Ce second tour opposera Martinez à Luis Lavaell Pou, candidat du Partido Nacional, connu comme Partido blanco. Fils d’un ancien Président de la République, Lavalle Pou obtint 28% des suffrages. Malgré cet écart, il peut compter sur le soutien d’autres partis en lice le 28 octobre. Quelques jours après le scrutin, il présenta cette option pour une nouvelle majorité, la « coalition multicolore », composée du PN, du Partido Colorado et de Cabildo Abierto. Réunissant 58% des votes, cette proposition pose un choix très clair aux électeurs : un quatrième gouvernement du FA ou l’alternative, la continuité ou le changement de politique. 

Que propose la coalition multicolore ? Les trois partis ont réussi à se mettre d’accord sur plusieurs points : diminuer le déficit fiscal, coupes dans la dépense publique, une réforme de l’État visant à plus de transparence, d’efficacité et de décentralisation. Face à ce programme faiblard, le Frente Amplio se retrouve pourtant isolé, sans possibilité d’alliance. Pour beaucoup, le parti ne reflète plus la réalité politique et idéologique du pays, avec la nette prédominance des secteurs de gauche dans ses sphères dirigeantes. Le gouvernement de Vásquez a été critiqué notamment sur les questions sécuritaires et internationales (il refusa de dénoncer la situation au Venezuela par exemple). Les questions relatives à la sécurité ont en effet monopolisé le débat politique et le Frente Amplio n’a pas su y donner des réponses convaincantes pour une majorité d’électeurs. Ce n’est pas un hasard si le jour du scrutin coïncidait également avec un referendum pour ou contre un plan de sécurité national « Vivir sin miedo », qui obtint 47% d’opinions favorables.   

Le solide système de partis uruguayens fut par ailleurs chamboulé par l’irruption d’une force politique nouvelle, Cabildo abierto, qui réunit 11% des voix. Ce nouveau parti est mené par Guido Manini Ríos, Commandant en chef de l’Armée uruguayenne, une figure charismatique et puissante qui réussit à convaincre en dénonçant la corruption et l’insécurité. Surnommé parfois le « Bolsonaro d’Uruguay », le Général devient un élément incontournable dans la formation d’une possible coalition multicolore.   

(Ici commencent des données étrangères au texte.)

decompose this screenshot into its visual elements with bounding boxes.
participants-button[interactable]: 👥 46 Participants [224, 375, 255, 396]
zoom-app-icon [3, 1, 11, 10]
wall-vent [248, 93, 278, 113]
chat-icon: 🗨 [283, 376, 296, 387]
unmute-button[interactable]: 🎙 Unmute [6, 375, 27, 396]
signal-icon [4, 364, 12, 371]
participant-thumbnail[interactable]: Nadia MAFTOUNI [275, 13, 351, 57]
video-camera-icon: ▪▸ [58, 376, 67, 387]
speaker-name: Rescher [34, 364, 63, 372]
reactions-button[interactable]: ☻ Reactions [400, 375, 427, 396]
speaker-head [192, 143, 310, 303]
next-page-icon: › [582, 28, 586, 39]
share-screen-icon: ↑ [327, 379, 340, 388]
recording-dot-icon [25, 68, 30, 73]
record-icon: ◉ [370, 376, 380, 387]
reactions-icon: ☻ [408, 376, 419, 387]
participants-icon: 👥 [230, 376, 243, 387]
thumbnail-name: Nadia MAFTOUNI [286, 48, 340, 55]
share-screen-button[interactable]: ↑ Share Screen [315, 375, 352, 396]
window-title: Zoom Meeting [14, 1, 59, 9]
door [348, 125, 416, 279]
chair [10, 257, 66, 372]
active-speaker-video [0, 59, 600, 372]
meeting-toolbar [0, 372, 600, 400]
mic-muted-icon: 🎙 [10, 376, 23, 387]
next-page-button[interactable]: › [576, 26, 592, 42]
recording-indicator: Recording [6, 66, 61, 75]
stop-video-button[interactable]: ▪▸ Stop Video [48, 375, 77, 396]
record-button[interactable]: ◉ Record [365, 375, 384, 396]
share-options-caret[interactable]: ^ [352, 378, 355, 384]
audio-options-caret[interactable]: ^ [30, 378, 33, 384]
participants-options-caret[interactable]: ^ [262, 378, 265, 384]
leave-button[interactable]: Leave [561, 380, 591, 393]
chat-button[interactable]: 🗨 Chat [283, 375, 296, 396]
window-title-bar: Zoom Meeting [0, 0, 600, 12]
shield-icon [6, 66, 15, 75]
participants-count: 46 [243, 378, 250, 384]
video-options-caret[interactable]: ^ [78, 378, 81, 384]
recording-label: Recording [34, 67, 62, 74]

Sur le papier, une défaite du Frente Amplio le 24 novembre est fortement probable. Les commentateurs et enquêteurs s’interrogent néanmoins : les électeurs suivront-ils les indications de leurs partis politiques ? La victoire de la gauche en Argentine aura-t-elle un quelconque effet sur les résultats du deuxième tour en Uruguay ? La proposition de coalition multicolore convaincra-t-elle une majorité de votants ? Beaucoup d’interrogations restent en suspens dans ce pays d’Amérique latine qui n’a pas fini de nous étonner.